The heat hasn’t been a problem but it’s shorts and thongs all the time and the regular lightning show happens at least once each night with its torrential downpours. At least, getting drenched up here is refreshing so nobody cares.
This is just a trial message to test out the internet link. I will try to send some pics at the weekend.
Best wishes and God’s blessings,
Dave and Marg

Dear Family,

How often have I said, “Just when you think you know your children, they go and do something that makes you say: ‘Well, I didn’t think that they would do that’ ” ?  Well now it’s time for us to turn the tables. As from about January 12 next year Dad and I will be relocating to Kalumburu for all of next year.
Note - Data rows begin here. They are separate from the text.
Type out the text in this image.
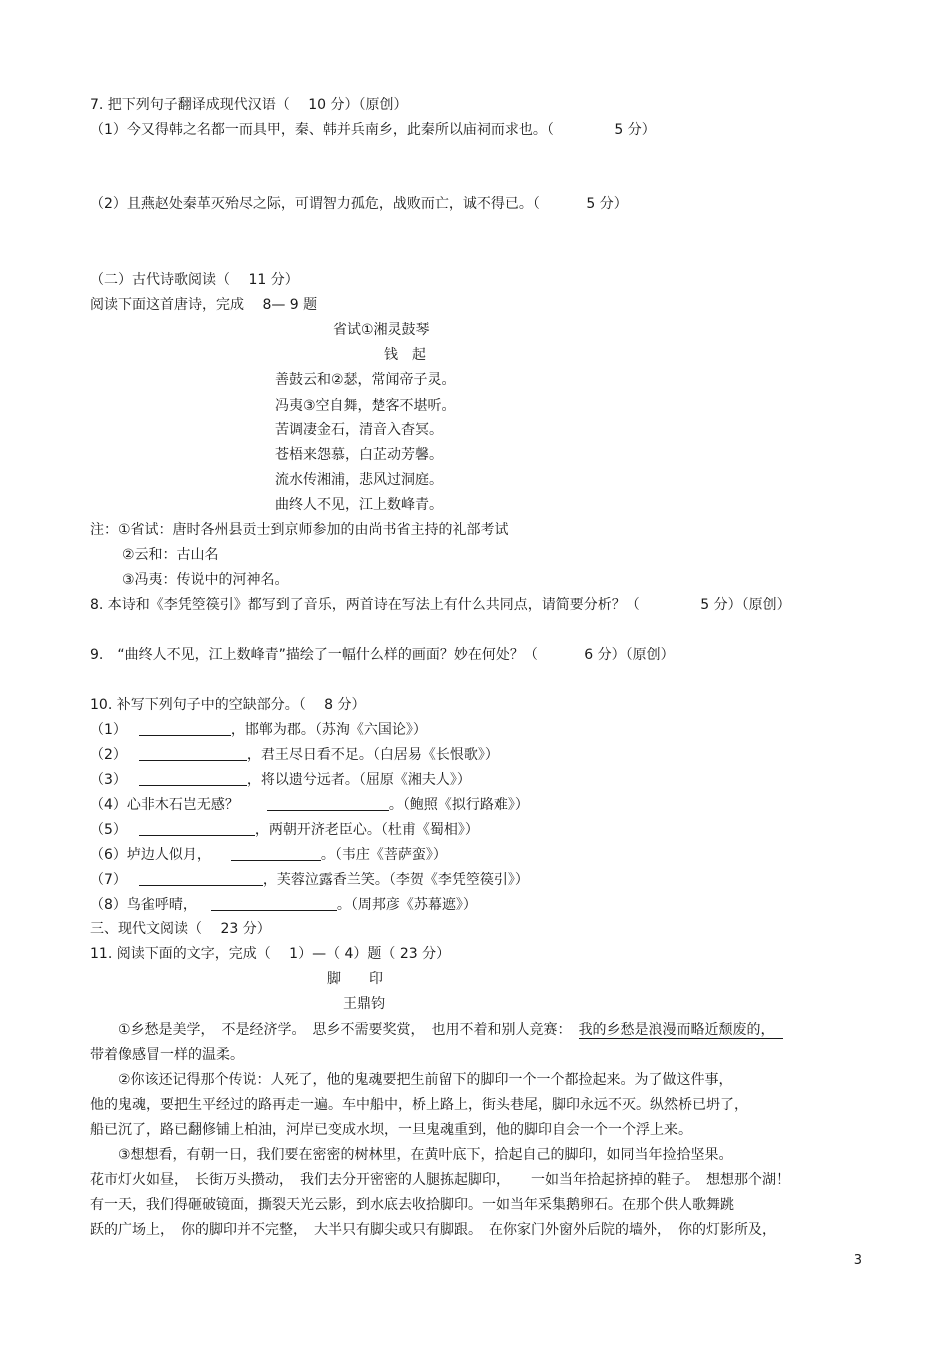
7. 把下列句子翻译成现代汉语（　 10 分）（原创）
（1）今又得韩之名都一而具甲，秦、韩并兵南乡，此秦所以庙祠而求也。（　　　　 5 分）
（2）且燕赵处秦革灭殆尽之际，可谓智力孤危，战败而亡，诚不得已。（　　　 5 分）
（二）古代诗歌阅读（　 11 分）
阅读下面这首唐诗，完成　 8— 9 题
省试①湘灵鼓琴
钱　起
善鼓云和②瑟，常闻帝子灵。
冯夷③空自舞，楚客不堪听。
苦调凄金石，清音入杳冥。
苍梧来怨慕，白芷动芳馨。
流水传湘浦，悲风过洞庭。
曲终人不见，江上数峰青。
注：①省试：唐时各州县贡士到京师参加的由尚书省主持的礼部考试
②云和：古山名
③冯夷：传说中的河神名。
8. 本诗和《李凭箜篌引》都写到了音乐，两首诗在写法上有什么共同点，请简要分析？（　　　　 5 分）（原创）
9.　“曲终人不见，江上数峰青”描绘了一幅什么样的画面？妙在何处？（　　　 6 分）（原创）
10. 补写下列句子中的空缺部分。（　 8 分）
（1）	，邯郸为郡。（苏洵《六国论》）
（2）	，君王尽日看不足。（白居易《长恨歌》）
（3）	，将以遗兮远者。（屈原《湘夫人》）
（4）心非木石岂无感？	。（鲍照《拟行路难》）
（5）	，两朝开济老臣心。（杜甫《蜀相》）
（6）垆边人似月，	。（韦庄《菩萨蛮》）
（7）	，芙蓉泣露香兰笑。（李贺《李凭箜篌引》）
（8）鸟雀呼晴，	。（周邦彦《苏幕遮》）
三、现代文阅读（　 23 分）
11. 阅读下面的文字，完成（　 1）—（ 4）题（ 23 分）
脚　　印
王鼎钧
　　①乡愁是美学，　不是经济学。　思乡不需要奖赏，　也用不着和别人竞赛：　我的乡愁是浪漫而略近颓废的，
带着像感冒一样的温柔。
　　②你该还记得那个传说：人死了，他的鬼魂要把生前留下的脚印一个一个都捡起来。为了做这件事，
他的鬼魂，要把生平经过的路再走一遍。车中船中，桥上路上，街头巷尾，脚印永远不灭。纵然桥已坍了，
船已沉了，路已翻修铺上柏油，河岸已变成水坝，一旦鬼魂重到，他的脚印自会一个一个浮上来。
　　③想想看，有朝一日，我们要在密密的树林里，在黄叶底下，拾起自己的脚印，如同当年捡拾坚果。
花市灯火如昼，　长街万头攒动，　我们去分开密密的人腿拣起脚印，　　一如当年拾起挤掉的鞋子。　想想那个湖！
有一天，我们得砸破镜面，撕裂天光云影，到水底去收拾脚印。一如当年采集鹅卵石。在那个供人歌舞跳
跃的广场上，　你的脚印并不完整，　大半只有脚尖或只有脚跟。　在你家门外窗外后院的墙外，　你的灯影所及，
3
Where?  Kalumburu is on the northern coast of WA, and  about 300 kms west of the Northern Territory border.  We are going up to work as volunteers for the diocese of Broome.  At this stage it appears that our main job will be working in the shop that the mission runs, and which provides for both the local community and for tourists.  The main reason for giving us this job is apparently that it is air-conditioned and they like to look after their ‘older’ volunteers. *:) happy I guess as time goes on our job description may be expanded.  We are looking forward to the change with both excitement and trepidation.  I would imagine that we will return to Melbourne mid-December-ish.  However time will tell.  Please keep us in your prayers.
Looking forward to the Christmas gathering.